To train and predict

·

3 min read

The dataset used is the breast cancer Wisconsin dataset from scikit-learn.

from sklearn.datasets import load_breast_cancer 
# Load the dataset
b_cancer = load_breast_cancer()

# Check the description
print(b_cancer.DESCR)

b_cancer is a Bunch (dictionary-like) object, .target attribute is a 1D array contains binary variable indicating whether the tumor is malignant (0) or benign (1).

X (input features) will be a dataframe with Y column (target feature, 'is_benign' column) dropped. We're going to keep X and Y based on the same dataframe so it's clear where they're coming from.

import pandas as pd  
# Create a DataFrame
df = pd.DataFrame(b_cancer.data, columns=b_cancer.feature_names)

# Add the target column to the DataFrame
df['is_benign'] = b_cancer.target

# Check the DataFrame
df.info()
# Create feature and target arrays
X = df.drop('is_benign', axis=1)
Y = df['is_benign']

X.columns, Y

Now we're splitting our data into a training set and a test set. And then we scale the features to train the model. Next, we used the trained model to make predictions on the testing data X_test.

from sklearn.model_selection import train_test_split 
from sklearn.preprocessing import StandardScaler 

# Train-test split
X_train, X_test, Y_train, Y_test = train_test_split(X, Y, test_size=0.3, random_state=0)

# Scale the input features
scaler = StandardScaler()
X_train = scaler.fit_transform(X_train)
X_test = scaler.transform(X_test)

Notice that we're only scaling the X_train so that X_test can be scaled by the scaler that holds the mean and standard deviation of the training set.


During the learning phase, the model uses the maximum likelihood estimation method to find the model parameters (the weights and bias) that minimize the log loss over the training dataset. The maximum likelihood estimation finds the parameters that make our observed data (Y_train) most probable. The log loss function minimizes how far off our estimates are from the Y_train.

The model learned the relationship between features and the target to put it in a nutshell. Once the model is trained, it applies the learned weights and bias to the new set of features (X_test) and predicts the probabilities (Y_pred) with the logistic function.

from sklearn.linear_model import LogisticRegression 

# Train the model
model = LogisticRegression()
model.fit(X_train, Y_train)

# Make predictions on the test data
Y_pred = model.predict(X_test)

Finally, we evaluate the performance of the model with Y_pred (predictions) and Y_test (the actual values). The evaluation metrics we'll use are the confusion matrix, accuracy, precision, recall, F1 score, and ROC AUC score.

from sklearn.metrics import confusion_matrix, accuracy_score, precision_score, recall_score, f1_score, roc_auc_score

# Evaluate the model
cm = confusion_matrix(Y_test, Y_pred)
acc = accuracy_score(Y_test, Y_pred)
prec = precision_score(Y_test, Y_pred)
rec = recall_score(Y_test, Y_pred)
f1 = f1_score(Y_test, Y_pred)
roc_auc = roc_auc_score(Y_test, Y_pred)

# Check out the metrics
print(f"Confusion Matrix: \n{cm}")
print(f"Accuracy: {acc}")
print(f"Precision: {prec}")
print(f"Recall: {rec}")
print(f"F1 Score: {f1}")
print(f"ROC AUC Score: {roc_auc}")

Out:

Confusion Matrix: 
[[ 60   3]
 [  1 107]]
Accuracy: 0.9766081871345029
Precision: 0.9727272727272728
Recall: 0.9907407407407407
F1 Score: 0.981651376146789
ROC AUC Score: 0.9715608465608465
  • The confusion matrix is a summary of prediction results for a classification problem.

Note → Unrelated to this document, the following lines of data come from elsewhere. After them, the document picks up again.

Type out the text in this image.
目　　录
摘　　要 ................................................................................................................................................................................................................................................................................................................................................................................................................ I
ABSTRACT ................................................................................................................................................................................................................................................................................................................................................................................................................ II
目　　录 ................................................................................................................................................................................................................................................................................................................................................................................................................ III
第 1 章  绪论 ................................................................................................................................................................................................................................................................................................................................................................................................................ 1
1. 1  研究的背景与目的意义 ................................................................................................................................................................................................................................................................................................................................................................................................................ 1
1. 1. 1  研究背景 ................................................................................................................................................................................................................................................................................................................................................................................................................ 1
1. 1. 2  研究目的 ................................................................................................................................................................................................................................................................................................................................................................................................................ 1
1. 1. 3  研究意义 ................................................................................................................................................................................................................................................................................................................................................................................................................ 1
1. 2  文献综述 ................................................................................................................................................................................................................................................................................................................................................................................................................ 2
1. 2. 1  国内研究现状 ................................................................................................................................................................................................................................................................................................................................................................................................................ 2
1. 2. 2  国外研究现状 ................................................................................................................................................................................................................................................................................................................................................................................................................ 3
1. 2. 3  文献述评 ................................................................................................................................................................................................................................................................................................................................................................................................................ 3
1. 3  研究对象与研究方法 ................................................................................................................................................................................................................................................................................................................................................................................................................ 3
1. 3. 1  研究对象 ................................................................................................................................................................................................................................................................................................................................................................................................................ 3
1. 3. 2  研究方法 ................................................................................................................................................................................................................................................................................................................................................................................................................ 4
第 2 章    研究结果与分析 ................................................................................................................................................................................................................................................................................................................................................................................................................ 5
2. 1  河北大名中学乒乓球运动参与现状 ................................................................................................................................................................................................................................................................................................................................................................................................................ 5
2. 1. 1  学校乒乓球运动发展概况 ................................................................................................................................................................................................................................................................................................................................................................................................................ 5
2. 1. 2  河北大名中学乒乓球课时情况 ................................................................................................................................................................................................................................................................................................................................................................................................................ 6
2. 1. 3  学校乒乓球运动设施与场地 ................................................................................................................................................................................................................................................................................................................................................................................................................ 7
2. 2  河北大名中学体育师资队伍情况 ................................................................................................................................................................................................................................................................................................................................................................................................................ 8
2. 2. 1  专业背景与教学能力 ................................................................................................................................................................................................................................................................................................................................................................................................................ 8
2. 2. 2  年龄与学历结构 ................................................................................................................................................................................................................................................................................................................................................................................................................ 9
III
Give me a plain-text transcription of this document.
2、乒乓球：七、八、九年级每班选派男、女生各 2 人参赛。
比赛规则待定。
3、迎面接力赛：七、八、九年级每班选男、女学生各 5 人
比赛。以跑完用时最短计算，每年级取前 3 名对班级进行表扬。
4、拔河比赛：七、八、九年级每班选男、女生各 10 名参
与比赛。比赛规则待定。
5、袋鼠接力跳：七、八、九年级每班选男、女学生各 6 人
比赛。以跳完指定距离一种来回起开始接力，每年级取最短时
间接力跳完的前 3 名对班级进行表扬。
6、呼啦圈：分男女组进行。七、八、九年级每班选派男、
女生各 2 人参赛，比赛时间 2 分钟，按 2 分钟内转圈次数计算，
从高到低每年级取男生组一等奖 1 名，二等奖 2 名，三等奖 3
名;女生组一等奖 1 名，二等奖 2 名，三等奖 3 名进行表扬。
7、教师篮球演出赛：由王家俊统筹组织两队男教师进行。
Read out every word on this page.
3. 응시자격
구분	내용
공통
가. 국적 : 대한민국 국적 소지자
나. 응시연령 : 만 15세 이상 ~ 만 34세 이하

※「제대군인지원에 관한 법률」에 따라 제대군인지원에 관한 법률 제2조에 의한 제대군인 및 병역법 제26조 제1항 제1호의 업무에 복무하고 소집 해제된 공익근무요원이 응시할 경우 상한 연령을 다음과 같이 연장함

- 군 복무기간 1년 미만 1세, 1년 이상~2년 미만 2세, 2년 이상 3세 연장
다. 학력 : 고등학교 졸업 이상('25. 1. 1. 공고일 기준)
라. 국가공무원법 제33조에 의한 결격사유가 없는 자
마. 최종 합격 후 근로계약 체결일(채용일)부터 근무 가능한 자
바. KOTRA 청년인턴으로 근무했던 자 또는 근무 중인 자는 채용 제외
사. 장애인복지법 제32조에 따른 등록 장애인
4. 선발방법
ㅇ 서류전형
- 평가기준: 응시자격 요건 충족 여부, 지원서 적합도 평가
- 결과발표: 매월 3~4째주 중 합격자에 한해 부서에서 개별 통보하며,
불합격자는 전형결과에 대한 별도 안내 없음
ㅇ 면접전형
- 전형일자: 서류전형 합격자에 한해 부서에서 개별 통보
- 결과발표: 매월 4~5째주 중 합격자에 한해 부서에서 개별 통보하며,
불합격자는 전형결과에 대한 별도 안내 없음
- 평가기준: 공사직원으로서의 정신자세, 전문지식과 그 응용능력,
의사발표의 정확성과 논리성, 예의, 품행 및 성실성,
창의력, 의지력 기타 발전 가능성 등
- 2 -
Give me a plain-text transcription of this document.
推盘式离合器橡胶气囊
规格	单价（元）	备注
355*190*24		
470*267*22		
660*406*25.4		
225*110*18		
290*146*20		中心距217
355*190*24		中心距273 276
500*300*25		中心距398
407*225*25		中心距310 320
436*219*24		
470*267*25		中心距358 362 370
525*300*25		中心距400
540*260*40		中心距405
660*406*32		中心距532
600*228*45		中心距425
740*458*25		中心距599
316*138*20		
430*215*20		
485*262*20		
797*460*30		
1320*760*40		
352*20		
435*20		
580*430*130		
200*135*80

  • Accuracy measures the proportion of the total number of predictions that were correct.

  • Precision measures the proportion of positive predictions that were actually correct.

  • Recall (also known as sensitivity) measures the proportion of actual positives that were identified correctly.

  • F1 score is the harmonic mean of precision and recall and tries to balance both.

  • The ROC AUC score summarizes the performance of a binary classification model, it's a plot of the false positive rate (x-axis) versus the true positive rate (y-axis) for a number of different candidate threshold values between 0.0 and 1.0.